Brian's Blog

09
In an earlier blog, I introduced the process of rapidly developing product in a Web 2.0 world. In this blog, I am going to begin a discussion on the process of commercializing Web 2.0 technologies. In future blogs I will discuss specific successful and failed examples and how they fit into this model.

In running, investing, and working with startups, I have observed a process of commercialization that has two broad dimensions:

• Phase of the product lifecycle: The phases of the lifecycle for product development include exploration, development, and production
• Business function: The three business functions that support the product development lifecycle include product development, marketing and sales, and business and infrastructure

In the following table, I illustrate these two dimensions and summarize some detail that takes place within these dimensions.

 

Business function

Product Development

Marketing and Sales

Business and Infrastructure

Product Lifecycle

Exploratory

· Technology strategic analysis

· Prototype

· Market needs assessment

· Competitive analysis

· Business strategy

· Financial analysis

Development

· Production feasibility

· Iterative prototype development

· Client-specific validation

· Strategic Marketing

· Pipeline analysis

· Pre-production bookings and sales

· Business plan

· Financial model

· Financial assessment

· Business Start-Up

Production

· Production

· Iterative development with continual client feedback

· Sales and Distribution

· Pipeline management

· Operating financial model

· Business Growth



As an idea or product moves through the product lifecycle, the business’ functional support, including marketing and sales and business and infrastructure, needs to be at the commensurate level maturity. In large companies, an infrastructure is typically in place to support a new product as it moves through its lifecycle. But given the cultural limitations of large companies, the trick is often less of supporting the product and more of cultivating a culture to encourage innovation.

Startups are typically building their business support while at the same time moving product through its development lifecycle. In starting a small company, the trick is to balance the resources invested in product development versus marketing and sales versus business and infrastructure. As an entrepreneur, I consider the process of optimizing the balance between these three functions critical to the launch of a successful business. When investment in any one of these functions gets too far out ahead of the others, it is possible that scarce startup resources are not being used efficiently. One way to look at this balance is similar to the portfolio optimization process found in the world of finance, where the entrepreneur is finding the optimal balance between product development, marketing and sales, and business and infrastructure, in an attempt to maximize return and minimize risk.

Below, I provide a few observations on balancing the maturity of each of these business functions.

Product Development

As I discussed in my last blog, the advent of Web 2.0 technologies makes rapidly delivering product increasingly more easy and affordable. Web 2.0 enables entrepreneurs to create prototypes using open source tools to conduct concept analysis on product ideas with very little investment. This enables the optimal portfolio mix to weigh more heavily into marketing and sales than has been traditional with technology startups.

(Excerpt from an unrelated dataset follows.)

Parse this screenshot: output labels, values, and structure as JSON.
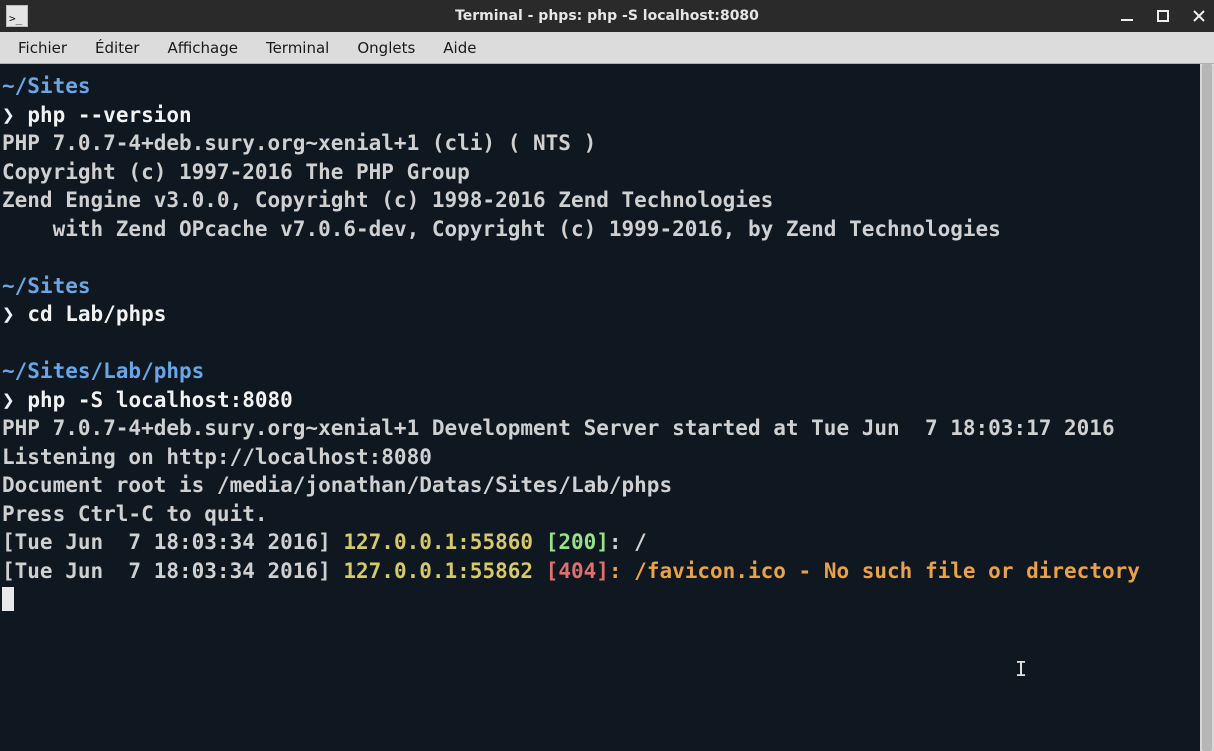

Furthermore, when combining open source platforms with off-shoring, startups can also move through the development phase much more rapidly. Many startups have begun moving much of their development resources overseas to countries such as the former Soviet Republics and India while keeping high-level engineering and developing technical specifications in-house. Moving development offshore tends to be very efficient allocation of resources. Some of the lessons-learned from offshoring include:

• Finding an off-shore development shop that is familiar with your company’s choice of platform and architecture
• Keeping turnover low on your off-shore product team to keep development efficient
• Communicate with your offshore development team that you have a ready stream of projects for your offshore team so that there is incentive for efficiency

For startups, the production lifecycle is an ever-iterating process, as the product matures. But as the product goes to production, it is critical that the product’s support is delivered commensurate to marketing.

Marketing and Sales

With the plummeting price of technology development, more resource can be spent on marketing and sales during the exploratory phase. This enables a more precise targeting of product development toward actual clients – before the completion of the first development iteration. Below, I provide a few highlights:

• Immediately productize the technology and position as providing real, tangible value to business or consumers
• Target your first product development iteration toward actual paying clients
• Get feedback by launching your technology online as a beta
• Take product feedback seriously during the marketing process – if people consistently don’t get it, maybe it’s your product and not the audience

To focus on one area in particular, it is my observation that entrepreneurs tend undersell their technology by not immediately productizing the technology and highlighting the tangible value it can provide their clients. For example, the technology behind blogs has been out since the beginning of the internet and is not particularly complicated. But it took productizing editable webpages as “web logs” that revolutionized everything from citizen news to family vacations. This was strictly a marketing, productizing exercise that had nothing to do with technological innovation.

Business and Infrastructure

Finally, in startups, the most neglected business function tends to be business and infrastructure. And depending on the startup’s exit strategy, this neglect may make perfect sense. There’s no use in investing in infrastructure when the business model relies on scalability that can only be accomplished via an acquisition.

As a quick overview of business issues where startups can’t afford to neglect include:

• Protection of intellectual property
• Developing and implementing a fair valuation formula
• Structuring the business’ legal organization to support potential exit strategies

To focus on one of the above areas, coming up with a fair valuation of the business is critical for entrepreneurs. As a part of this exercise, it is important to work with an experienced advisor in working through the issues involved with valuation. For example, if an entrepreneur is inviting friends and family to invest in their start-up and their initial valuation is too high on the seed round they could be putting their friends and family at a disadvantage when they are ready for the next found of funding.